You can configure PingOne Advanced Identity Cloud to return all scope-derived claims in the ID token, or just the ones specified in the request:

  • To configure the provider to return all scope-derived claims in the ID token, go to Native Consoles > Access Management > Realms > Realm Name > Services > OAuth2 Provider > Advanced OpenID Connect and enable Always Return Claims in ID Tokens.

    This option is disabled by default because of the security concerns of returning claims that may contain sensitive user information.

  • To configure the provider to include specific scope-derived claims in the ID token, go to Native Consoles > Access Management > Realms > Realm Name > Services > OAuth2 Provider > Advanced OpenID Connect and enable Enable "claims_parameter_supported". Specify the required claims in the claims parameter.

Voluntary and essential claims in the claims parameter

Claims specified using the claims parameter can be voluntary or essential:

  • Essential. The relying party specifies the claims that are necessary to ensure a good end user experience.

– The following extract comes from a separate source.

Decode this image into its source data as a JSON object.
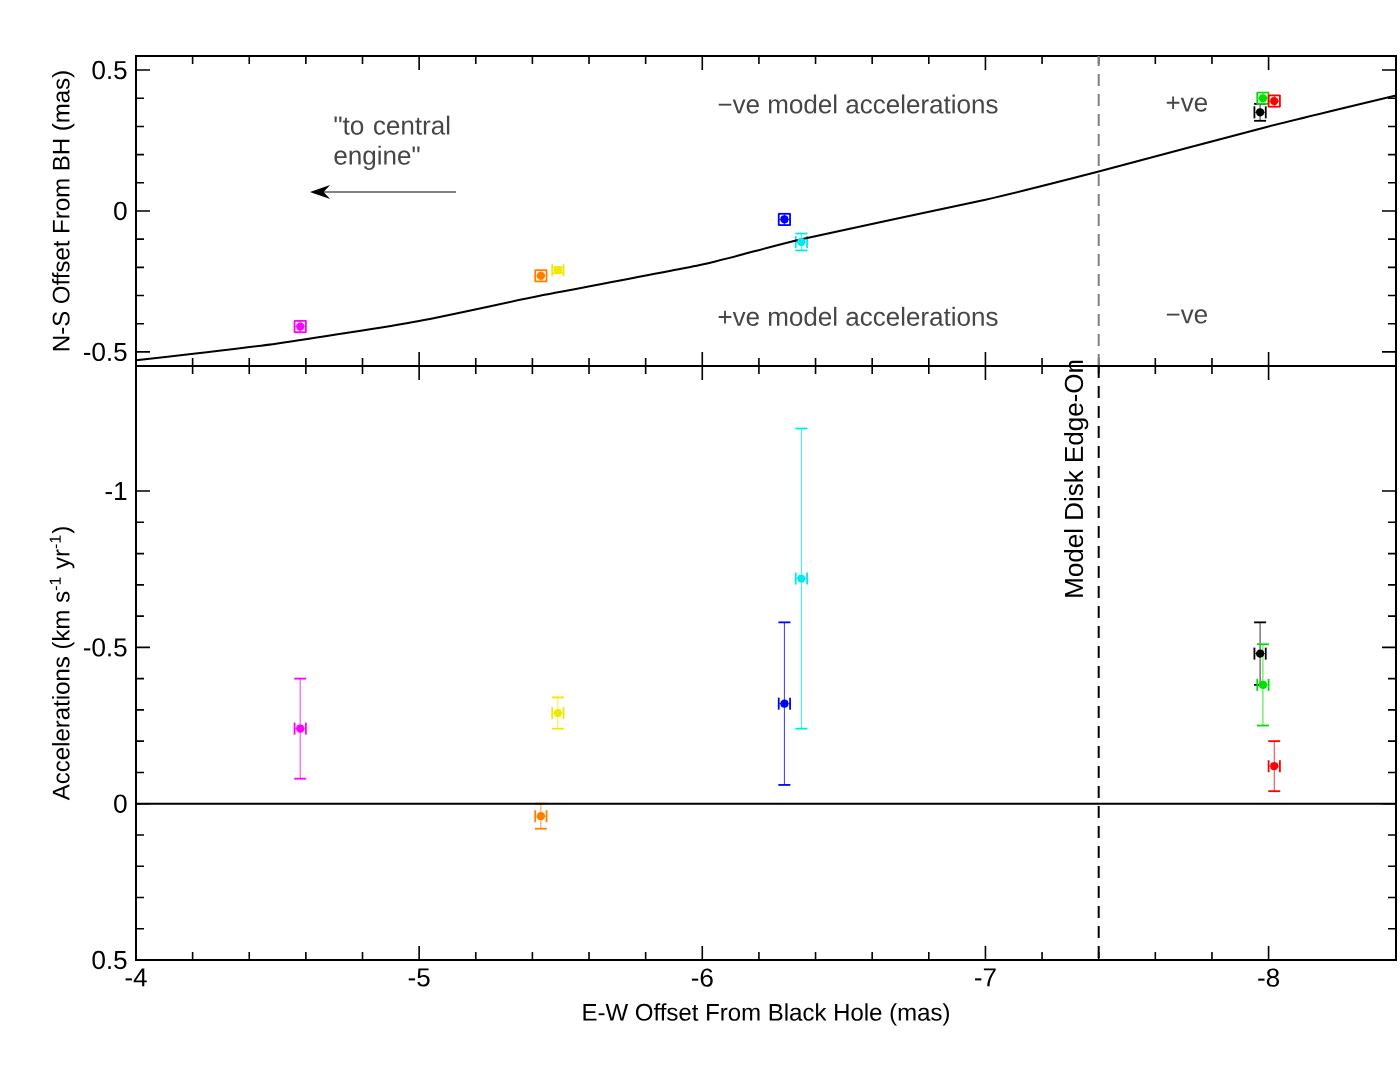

    For example, to provide personalized services, the relying party may require the end user’s phone number to send them an SMS.

  • Voluntary. The relying party specifies the claims that are useful but not required to provide services to the end user.

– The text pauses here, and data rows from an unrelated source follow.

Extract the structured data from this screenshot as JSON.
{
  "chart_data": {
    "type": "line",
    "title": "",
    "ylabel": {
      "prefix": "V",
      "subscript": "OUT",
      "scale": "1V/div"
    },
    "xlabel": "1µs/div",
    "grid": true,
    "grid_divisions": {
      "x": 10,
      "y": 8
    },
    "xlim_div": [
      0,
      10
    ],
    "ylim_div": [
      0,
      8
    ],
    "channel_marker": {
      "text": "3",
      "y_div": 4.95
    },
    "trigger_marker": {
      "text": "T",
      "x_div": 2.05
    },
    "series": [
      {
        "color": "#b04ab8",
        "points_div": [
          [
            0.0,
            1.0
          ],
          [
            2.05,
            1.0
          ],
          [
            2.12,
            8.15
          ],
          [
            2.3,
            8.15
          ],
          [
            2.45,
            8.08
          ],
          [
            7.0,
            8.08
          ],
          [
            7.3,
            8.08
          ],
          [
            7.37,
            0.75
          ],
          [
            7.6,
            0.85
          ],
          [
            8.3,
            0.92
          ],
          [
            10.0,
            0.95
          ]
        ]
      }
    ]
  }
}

For more information, refer to Demonstrate authentication requirements.

Clients can retrieve additional claims from the /oauth2/userinfo endpoint.

The OAuth 2.0 provider’s Supported Claims field restricts the claims that can be granted in ID tokens, but not the claims a client can register with during dynamic client registration.

You can also use this field to configure how PingOne Advanced Identity Cloud presents the claims in the consent screen. By default, the UI doesn’t display scope-derived claims in the consent screen. You can configure the claims to display.

Configure how claims appear in the consent screen as described in Manage consent.

You can enter claims as simple strings or pipe-separated strings representing the internal claim name, locale, and localized description. For example: name|en|Your full name.

If you omit the description, the claim doesn’t display in the consent page. This may be useful when the client requires claims that aren’t meaningful to the end user.

Client-level configuration overrides the configuration set at the provider level.